Dem Bau droht ein Burnout. Denn noch immer beherrscht der Fachkräftemangel die Bauwirtschaft. Vor allem beim Um- und Neubau sowie bei der klimagerechten Sanierung werden händeringend Fachkräfte gesucht. So ist die Zahl der offenen Stellen seit dem Jahr 2020 um das Vierfache gestiegen. Denn obwohl die Gewinne in den vergangenen Jahren gestiegen sind, hat es die Bauwirtschaft versäumt, den Bau für neue Mitarbeiter attraktiv zu machen.
In der Bauwirtschaft herrscht massiver Mangel an Handwerkern. Die Industriegewerkschaft Bauen-Agrar-Umwelt (IG BAU) schätzt die Lage sehr kritisch ein und warnt vor einem Kollaps am Bau. „In nahezu allen Betrieben der Bauwirtschaft gibt es ein ‚Arbeitskräfte-Vakuum’”, erklärt Carsten Burckhardt, Bundesvorstandsmitglied der Gewerkschaft. “Bauarbeiter werden händeringend gesucht.
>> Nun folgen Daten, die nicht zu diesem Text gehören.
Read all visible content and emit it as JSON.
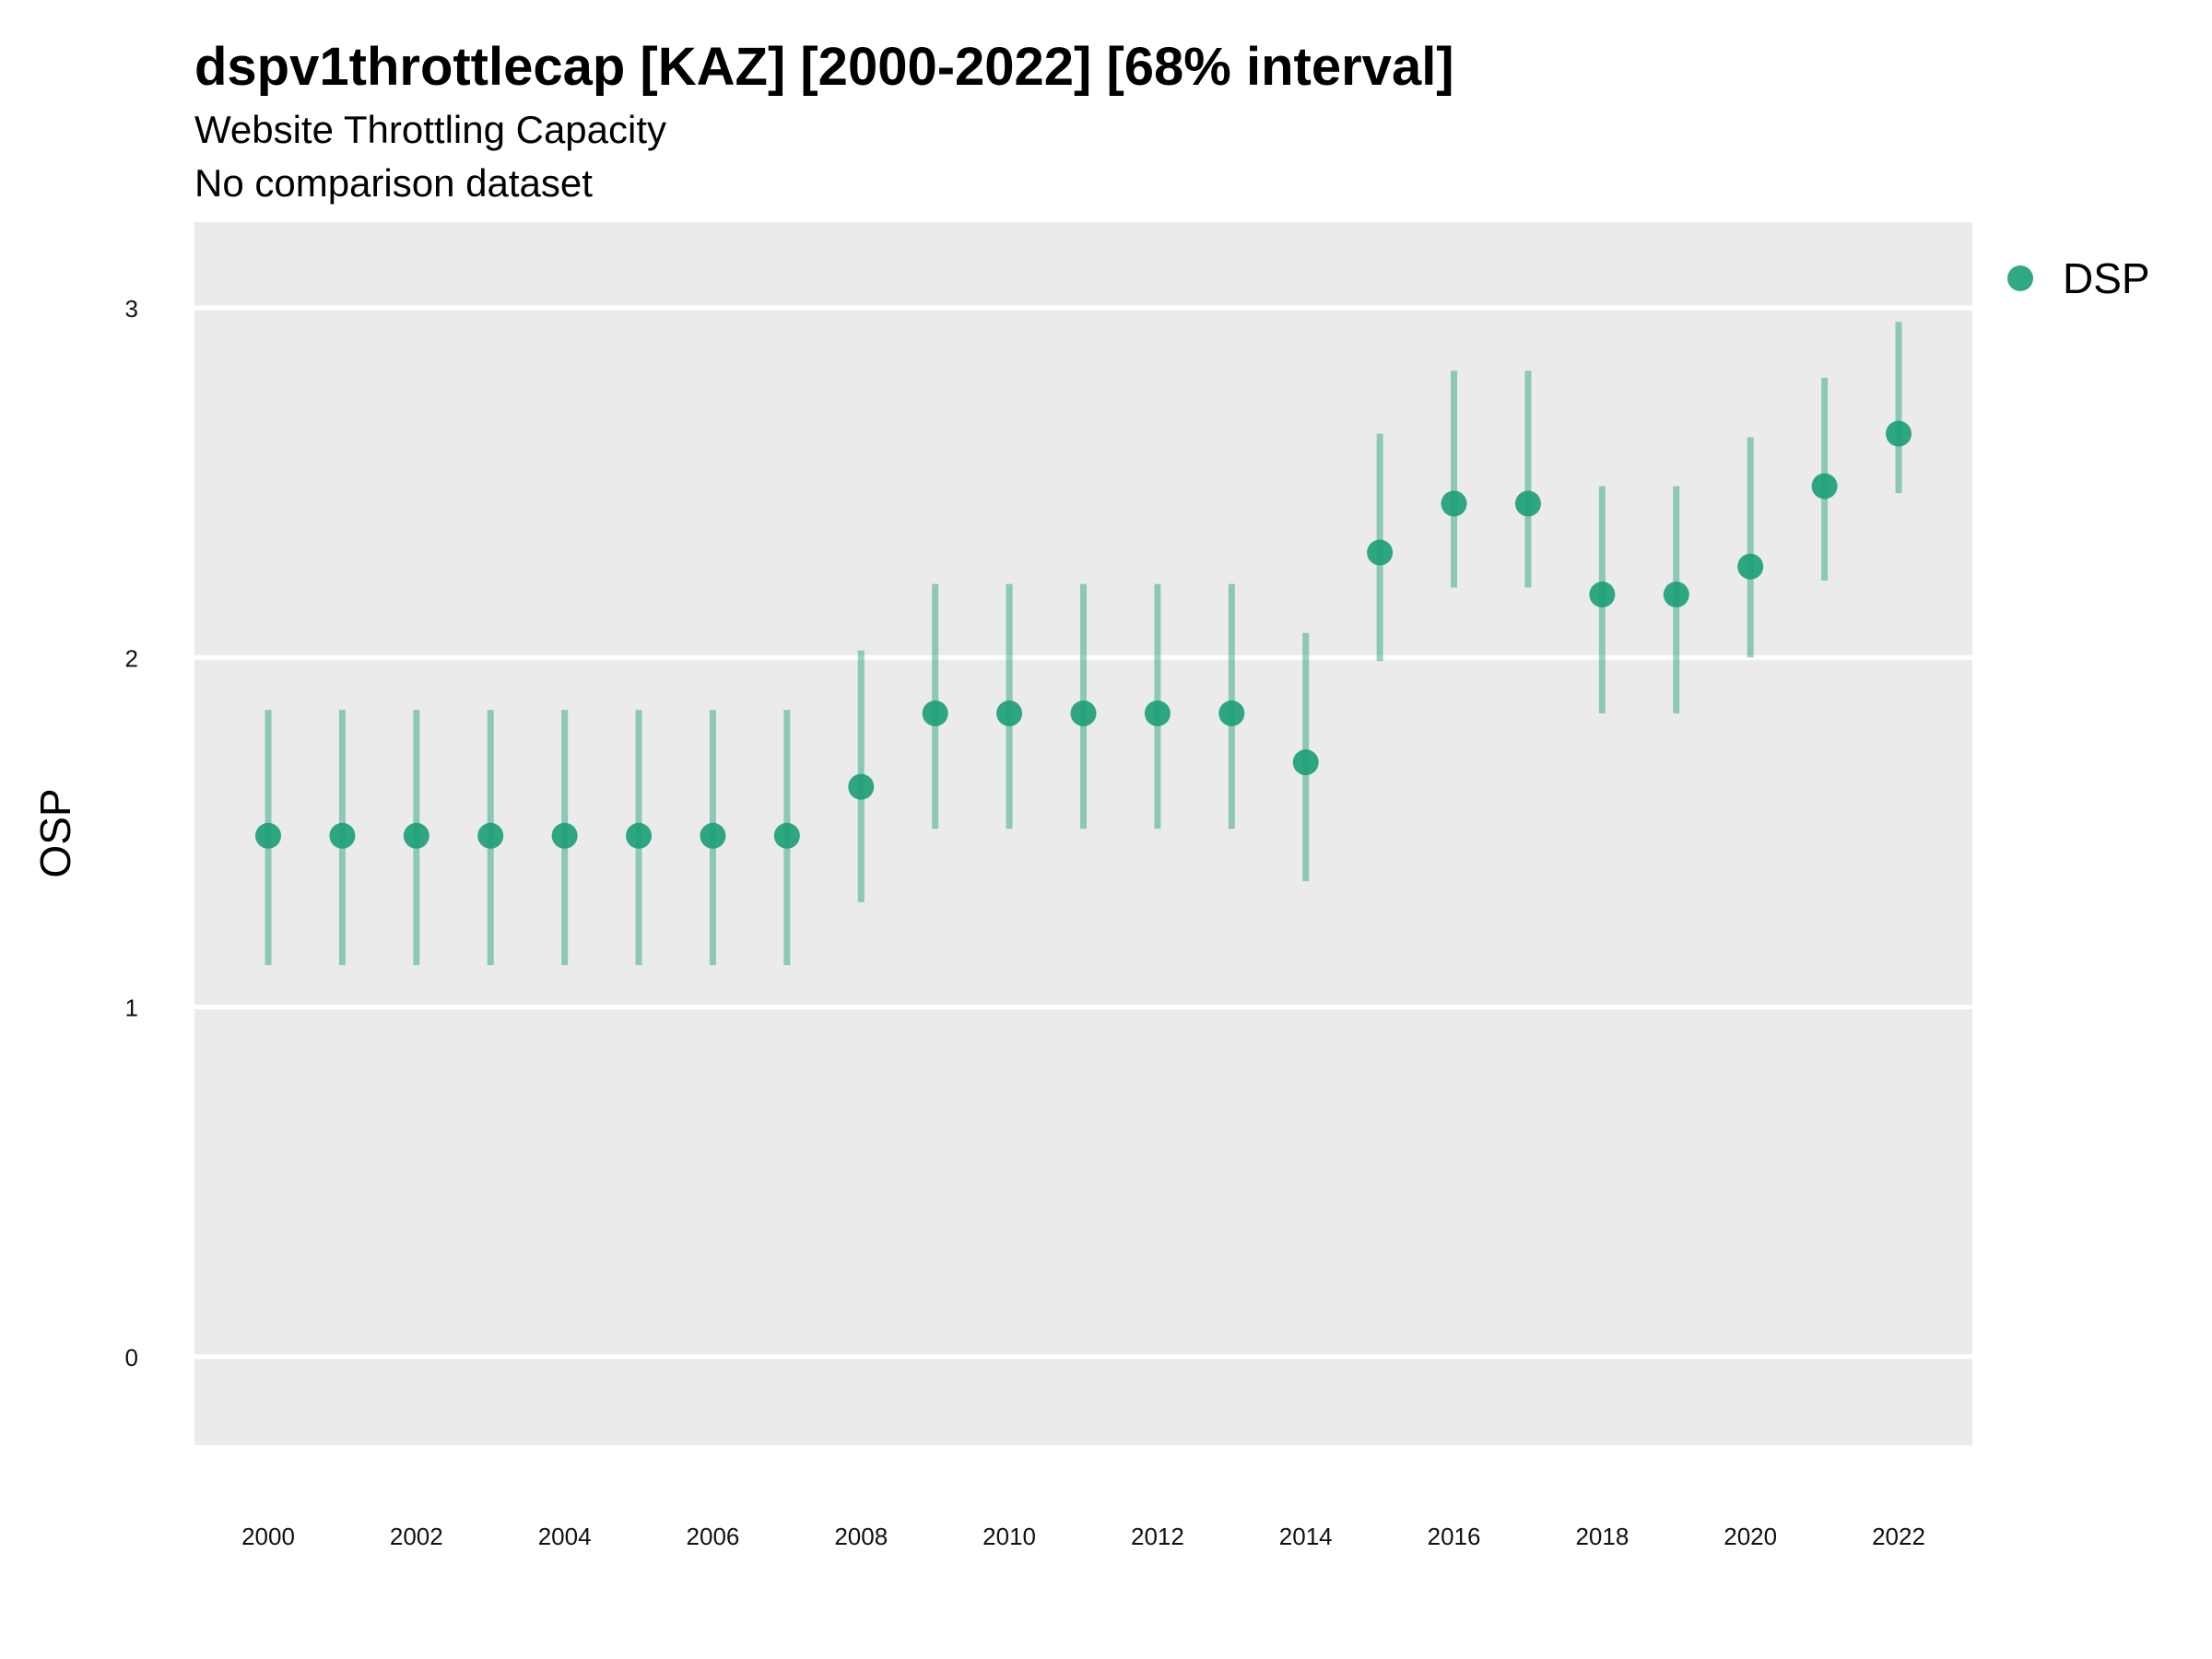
{
  "chart_data": {
    "type": "scatter",
    "title": "dspv1throttlecap [KAZ] [2000-2022] [68% interval]",
    "subtitle": "Website Throttling Capacity",
    "caption": "No comparison dataset",
    "xlabel": "",
    "ylabel": "OSP",
    "ylim": [
      -0.25,
      3.25
    ],
    "xlim": [
      1999,
      2023
    ],
    "yticks": [
      0,
      1,
      2,
      3
    ],
    "xticks": [
      2000,
      2002,
      2004,
      2006,
      2008,
      2010,
      2012,
      2014,
      2016,
      2018,
      2020,
      2022
    ],
    "grid": true,
    "legend": {
      "position": "right",
      "entries": [
        "DSP"
      ]
    },
    "colors": {
      "point": "#1B9E77",
      "panel": "#EBEBEB",
      "grid": "#FFFFFF"
    },
    "series": [
      {
        "name": "DSP",
        "x": [
          2000,
          2001,
          2002,
          2003,
          2004,
          2005,
          2006,
          2007,
          2008,
          2009,
          2010,
          2011,
          2012,
          2013,
          2014,
          2015,
          2016,
          2017,
          2018,
          2019,
          2020,
          2021,
          2022
        ],
        "y": [
          1.49,
          1.49,
          1.49,
          1.49,
          1.49,
          1.49,
          1.49,
          1.49,
          1.63,
          1.84,
          1.84,
          1.84,
          1.84,
          1.84,
          1.7,
          2.3,
          2.44,
          2.44,
          2.18,
          2.18,
          2.26,
          2.49,
          2.64
        ],
        "lower": [
          1.12,
          1.12,
          1.12,
          1.12,
          1.12,
          1.12,
          1.12,
          1.12,
          1.3,
          1.51,
          1.51,
          1.51,
          1.51,
          1.51,
          1.36,
          1.99,
          2.2,
          2.2,
          1.84,
          1.84,
          2.0,
          2.22,
          2.47
        ],
        "upper": [
          1.85,
          1.85,
          1.85,
          1.85,
          1.85,
          1.85,
          1.85,
          1.85,
          2.02,
          2.21,
          2.21,
          2.21,
          2.21,
          2.21,
          2.07,
          2.64,
          2.82,
          2.82,
          2.49,
          2.49,
          2.63,
          2.8,
          2.96
        ]
      }
    ]
  }
}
Das Nadelöhr für mehr Wohnraum, für besseren Klimaschutz und sinkende Mieten sind die Fachleute auf dem Bau.“ Denn obwohl die Gewinne der Bauunternehmen in den letzten Jahren angestiegen sind, haben es die Betriebe versäumt, den Bau für neue Bewerber attraktiv zu machen. Für die Bauwirtschaft ist der Mangel an Fachkräften ein hohes Risiko und das wirkt sich auch auf die Politik aus, denn die gesteckten Klimaziele könnten so gefährdet sein.
Viermal so viele offene Stellen seit 2010
Die IG BAU verweist auf die aktuellen Zahlen des Nürnberger Instituts für Arbeitsmarkt- und Berufsforschung (IAB). Im ersten Quartal 2022 gab es im Baugewerbe im gesamten Bundesgebiet 191.000 freie Stellen. Das ist viermal so hoch wie im Jahr 2010. Damals fehlten 52.000 Mitarbeiter. In der Gesamtwirtschaft hat sich im selben Zeitraum die Zahl der offenen Stellen verdoppelt. Burckhardt hält es für besorgniserregend, dass die Bauwirtschaft kein geeignetes Personal findet. Dabei steht der Bau gut da. Laut den Angaben des Statistischen Bundesamts ist der Umsatz im Bauhauptgewerbe im ersten Quartal 2022 gegenüber dem Vorjahr um 26 Prozent gestiegen. Die steigenden Preise für das Baumaterial sind nicht die Hauptprobleme der Bauwirtschaft. Diese werden an die Kunden weitergegeben. Allerdings sei das Problem mit dem Fachkräftemangel hausgemacht. Seit Jahren werden die Einkommen der Beschäftigten gedrückt und es werde oftmals nicht ausreichend darauf geachtet, dass Tarifverträge eingehalten werden. Viele Firmen sind aus den Arbeitgeberverträgen ausgestiegen. Die Firmen haben sich bei den Preisen gegenseitig unterboten und das auf Kosten der Beschäftigten.
Burnout durch starke Abwanderung der Fachkräfte
Der Fachkräftemangel ist auch dadurch entstanden, dass die Betriebe mit einer Abwanderung von Fachkräften zu kämpfen haben. Nach der Gesellenprüfung arbeiten nur vier von zehn Berufsstartern fünf Jahre auf dem Bau. Ein großer Teil wandert in die Industrie ab. Dort haben sie feste Arbeitszeiten und müssen nicht die Zeit bei Wind und Wetter auf einer Baustelle verbringen. Ohne eine gerechte Bezahlung wird der Fachkräftemangel nicht beseitigt und es drohe der Burnout. Es bedarf einer langfristigen Planung, um die anstehenden Arbeiten auch erledigen zu können. Ein Burnout kann nur durch einheimische Fachkräfte verhindert werden.